Although antimicrobial activity of methanol extracts of P. abyssinica against S. aureus have been reported (Messele et al., 2004), scientific studies on biological activity and phytochemical composition of various species of Pycnostachys are lacking. The family Lamiaceae is generally known to be a rich source of diterpenoids of many structural types which possess antibacterial and antifungal properties (Diaz et al., 1988; Gonzalez et al., 1989; Cole et al., 1991; Cole, 1992; Batista et al., 1994; Kilic, 2006). Similarly, the antimicrobial activity of plant steroids has also been demonstrated in many studies (Tanaka et al., 1969; Subhisha & Subramoniam, 2005; Rojas et al., 2006).

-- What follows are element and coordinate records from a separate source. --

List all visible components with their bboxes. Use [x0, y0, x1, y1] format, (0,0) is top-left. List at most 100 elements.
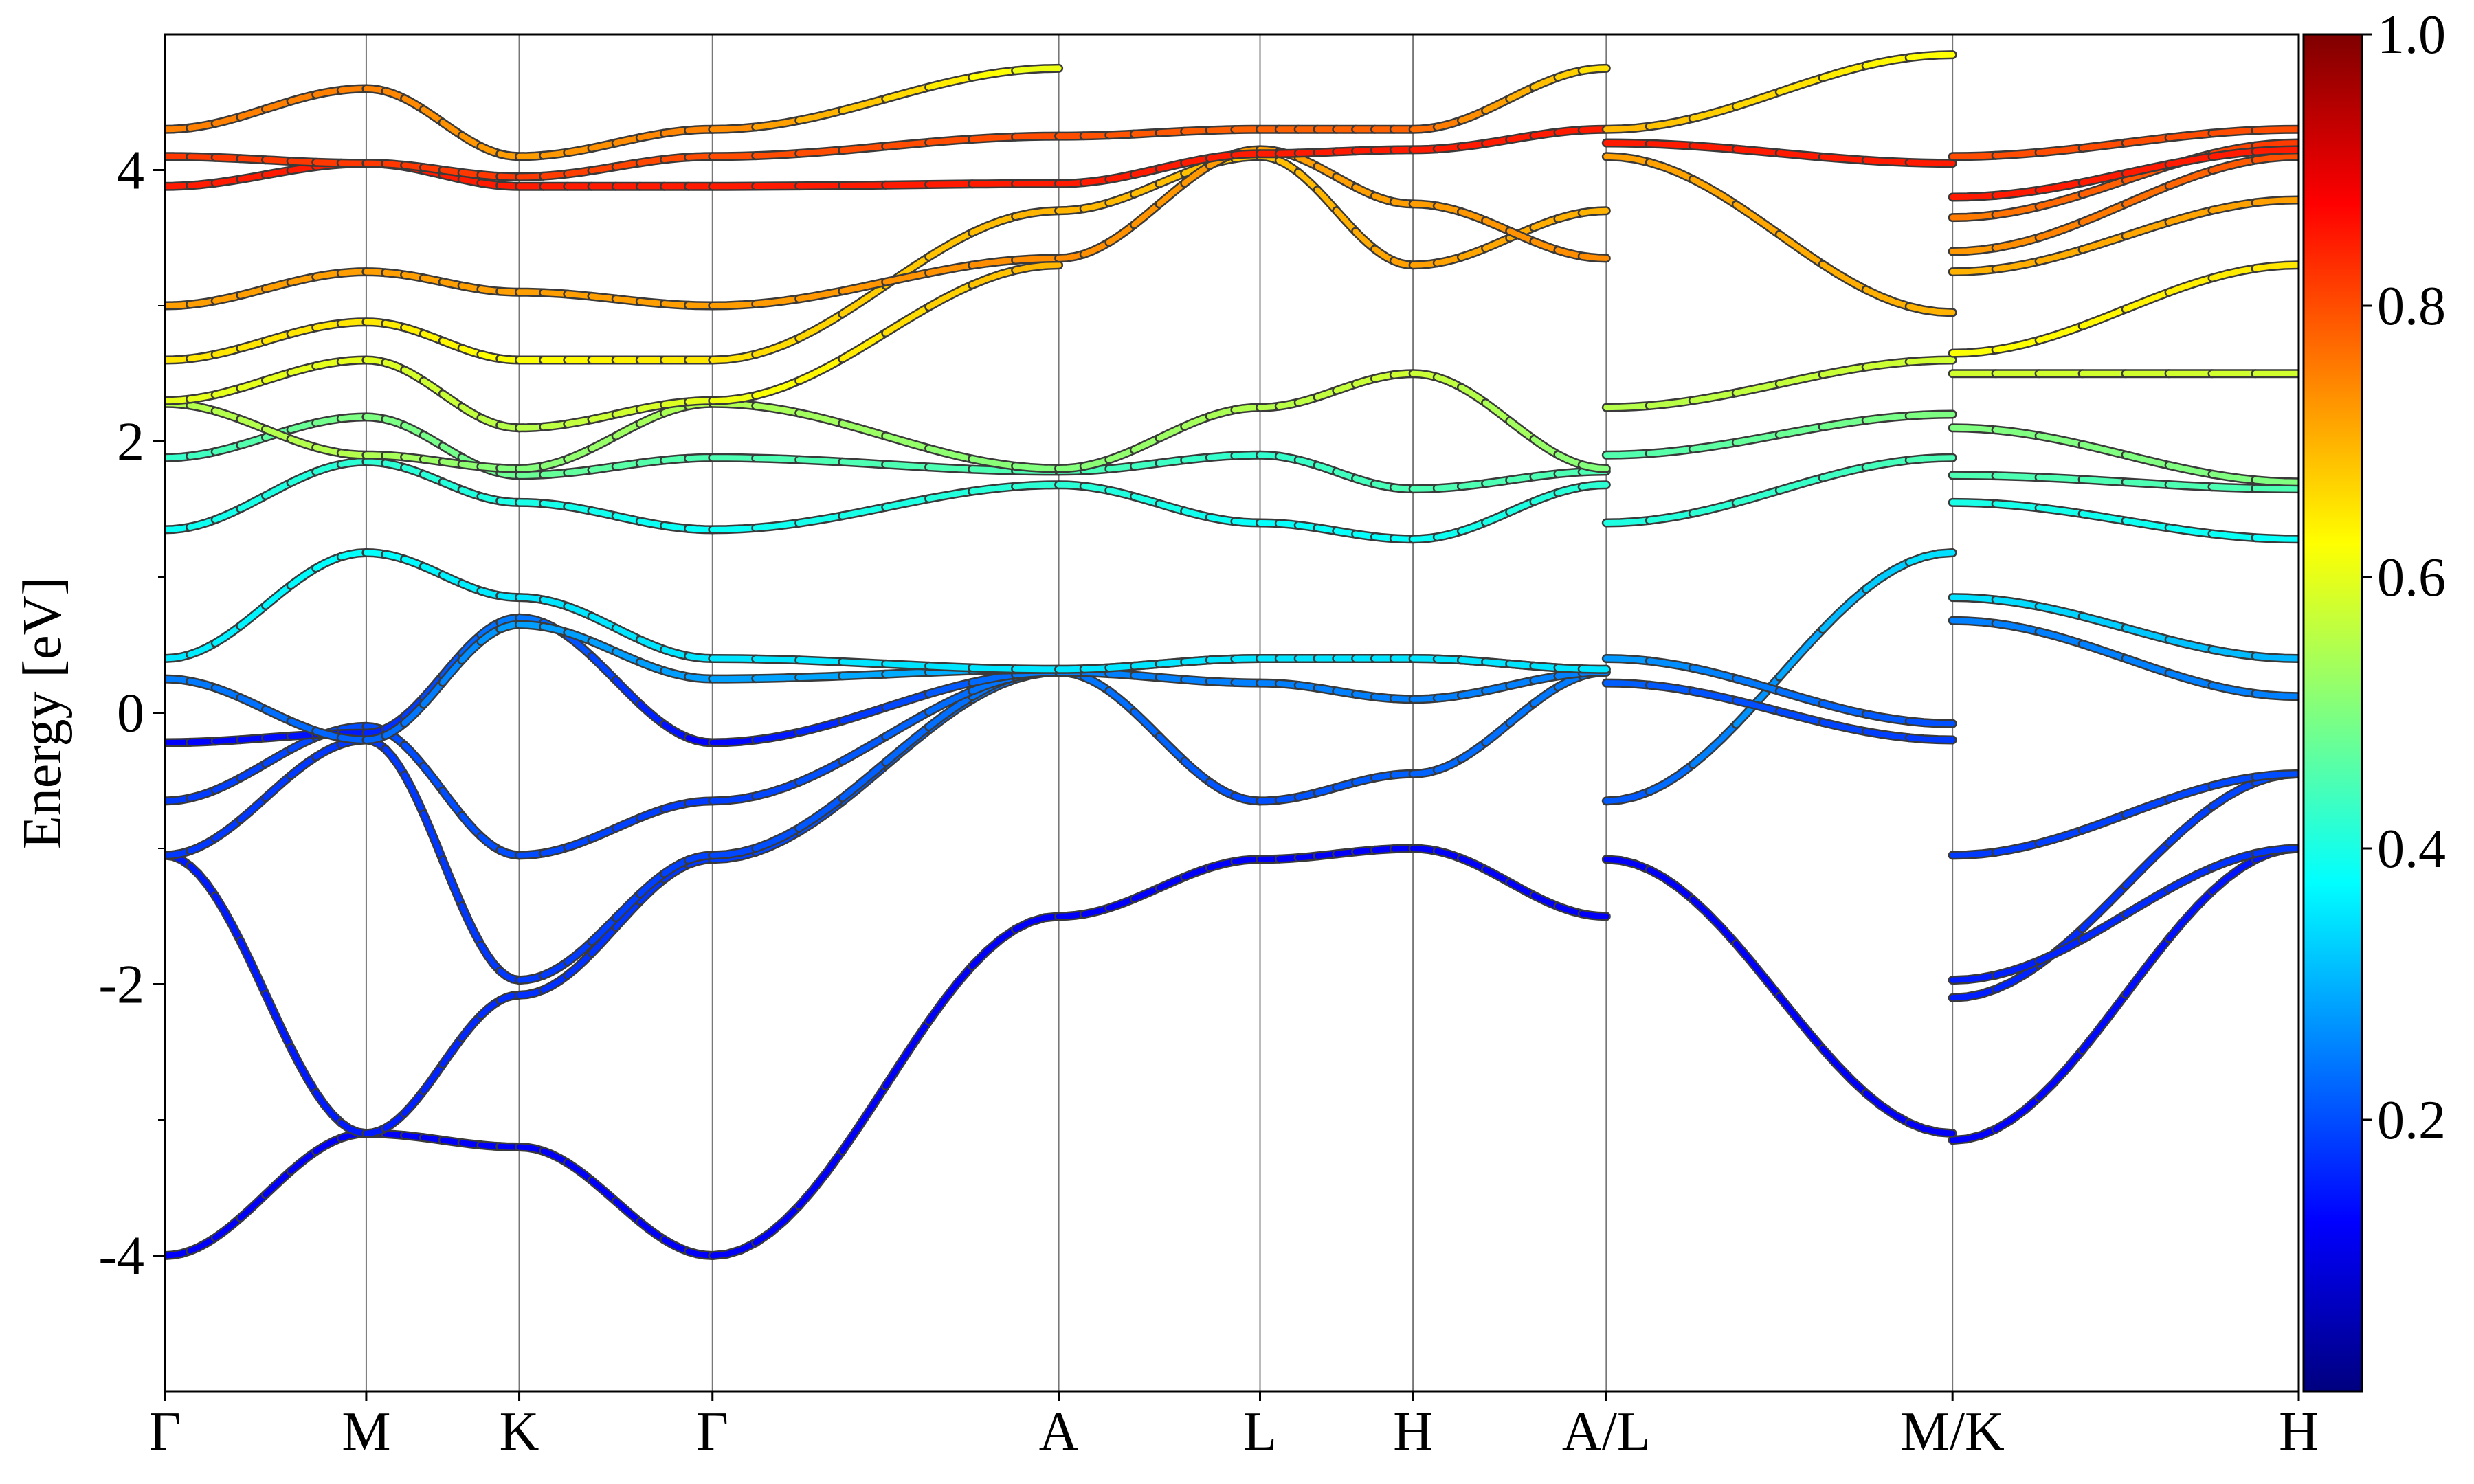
band-segment — [382, 746, 408, 778]
band-segment — [2123, 655, 2172, 676]
band-segment — [1458, 855, 1489, 873]
band-segment — [1906, 304, 1956, 315]
band-segment — [1820, 261, 1869, 293]
band-segment — [1647, 115, 1696, 130]
band-line — [165, 152, 1611, 365]
band-segment — [796, 311, 845, 341]
band-segment — [613, 898, 643, 930]
y-tick-label: 4 — [117, 141, 144, 201]
band-segment — [796, 1148, 845, 1209]
band-segment — [709, 1239, 759, 1259]
band-segment — [1131, 181, 1162, 197]
band-segment — [1506, 701, 1537, 726]
band-segment — [1647, 141, 1696, 149]
x-tick-label: A — [1039, 1402, 1079, 1462]
band-segment — [263, 746, 294, 767]
band-segment — [440, 788, 465, 818]
x-axis-ticks: Γ M K Γ A L H A/L M/K H — [149, 1391, 2319, 1462]
band-segment — [1820, 586, 1869, 632]
band-segment — [796, 107, 845, 124]
band-segment — [263, 480, 294, 499]
band-segment — [882, 723, 932, 765]
band-segment — [1012, 65, 1062, 74]
band-segment — [313, 554, 344, 571]
band-segment — [839, 282, 889, 317]
band-segment — [2166, 168, 2215, 189]
band-segment — [1012, 262, 1062, 273]
band-segment — [589, 433, 619, 451]
band-segment — [2166, 207, 2215, 225]
band-segment — [2080, 911, 2129, 943]
band-segment — [753, 1203, 802, 1246]
band-segment — [613, 420, 643, 439]
band-segment — [1482, 400, 1513, 424]
band-segment — [1776, 708, 1826, 726]
band-segment — [709, 351, 759, 363]
band-segment — [1207, 779, 1238, 799]
band-segment — [969, 672, 1018, 686]
band-segment — [1950, 425, 1999, 433]
band-segment — [882, 433, 932, 451]
band-segment — [1012, 463, 1062, 471]
band-segment — [969, 67, 1018, 80]
band-segment — [796, 718, 845, 735]
band-segment — [187, 640, 219, 657]
band-segment — [1733, 941, 1783, 1000]
band-segment — [839, 459, 889, 468]
band-segment — [2036, 323, 2086, 344]
band-segment — [187, 863, 219, 899]
band-segment — [212, 1215, 243, 1241]
band-segment — [882, 181, 932, 188]
colorbar-tick-label: 1.0 — [2377, 5, 2446, 65]
band-segment — [882, 304, 932, 336]
band-segment — [1906, 412, 1956, 419]
band-segment — [1647, 867, 1696, 903]
band-segment — [1506, 418, 1537, 442]
band-segment — [2123, 840, 2172, 889]
band-segment — [1906, 734, 1956, 743]
band-segment — [753, 825, 802, 851]
colorbar-tick-label: 0.4 — [2377, 819, 2446, 879]
band-segment — [1863, 728, 1913, 741]
band-segment — [1458, 739, 1489, 762]
band-segment — [187, 1235, 219, 1254]
x-tick-label: M/K — [1901, 1402, 2005, 1462]
band-segment — [796, 147, 845, 157]
y-tick-label: 2 — [117, 412, 144, 473]
y-tick-label: 0 — [117, 684, 144, 744]
band-segment — [882, 1018, 932, 1089]
band-segment — [1993, 1094, 2042, 1132]
band-segment — [1157, 874, 1188, 891]
band-segment — [1906, 455, 1956, 463]
band-segment — [839, 330, 889, 362]
band-segment — [2209, 199, 2258, 214]
band-segment — [1950, 986, 1999, 1001]
band-segment — [187, 787, 219, 801]
band-segment — [2080, 811, 2129, 833]
band-segment — [926, 136, 975, 146]
band-segment — [564, 633, 594, 660]
band-segment — [2253, 262, 2299, 271]
band-segment — [1506, 879, 1537, 899]
band-segment — [212, 775, 243, 793]
band-segment — [2166, 131, 2215, 141]
band-segment — [882, 669, 932, 677]
band-segment — [1012, 255, 1062, 263]
band-segment — [2209, 851, 2258, 871]
band-segment — [1603, 517, 1653, 526]
band-line — [1601, 138, 1957, 168]
band-segment — [589, 614, 619, 631]
band-segment — [1820, 464, 1869, 481]
band-segment — [564, 950, 594, 978]
band-segment — [2209, 857, 2258, 895]
band-segment — [1579, 911, 1609, 919]
band-segment — [421, 811, 446, 863]
band-segment — [1647, 682, 1696, 695]
band-segment — [1482, 95, 1513, 113]
band-segment — [2253, 477, 2299, 485]
band-segment — [796, 410, 845, 427]
band-segment — [926, 229, 975, 260]
band-segment — [263, 772, 294, 800]
band-segment — [440, 657, 465, 686]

Accordingly, diterpenoids and steroids detected in P. abyssinica and P. eminii might be responsible for the inhibitory effect observed against the sensitive microorganisms. The active principles in the extracts, being lipophilic and/or semi-lipophilic, are likely to act on the cell membrane or intracellularly. The observation that the gradient solvent extracts of P. abyssinica showed activity against some of the bacterial strains and the yeasts may be the basis for their claimed ethnomedical use for a variety of respiratory, eye and skin infections.

Conclusions

The stem essential oil of P. abyssinica is dominated by the relatively more biologically active oxygenated monoterpenes with estragole as the most abundant constituent. The root EO of this species contained high amounts of both oxygenated monoterpenes and oxygenated sesquiterpenes. The EOs from all morphological parts of P. eminii contained mainly sesquiterpenes, with hydrocarbon sesquiterpenes being the dominant constituents such as germacrene D and β-caryophyllene representing the larger proportion in all parts. Most of the gradient extracts showed varying levels of activity against the tested microorganisms. Petroleum ether and chloroform extracts of P. abyssinica and P. eminii were found to be more active than the methanol extracts. Among the four test fungi, the yeasts were found to be more susceptible than the filamentous fungi, while Gram negative bacteria were relatively resistant to the extracts of both species. Higher antimicrobial activity was observed in the leaf extracts from both plants. Additionally, the leaf and root methanol extracts of both plants showed lethal activity against earthworms. The presented results from essential oil analysis, antimicrobial, and anthelmintic assays with gradient extracts, together with phytochemical screening, indicate the biological potential of Pycnostachys species from Ethiopia, and emphasize the pharmacological and indigenous applications of these plants.

Declaration of interest

J. Hussien and A. Hymete would like to acknowledge Ethiopian Health and Nutrition Research Institute (ENHRI) for providing the test organisms. J. Hussien and A. Hymete would like to acknowledge Addis Ababa University for financial assistance.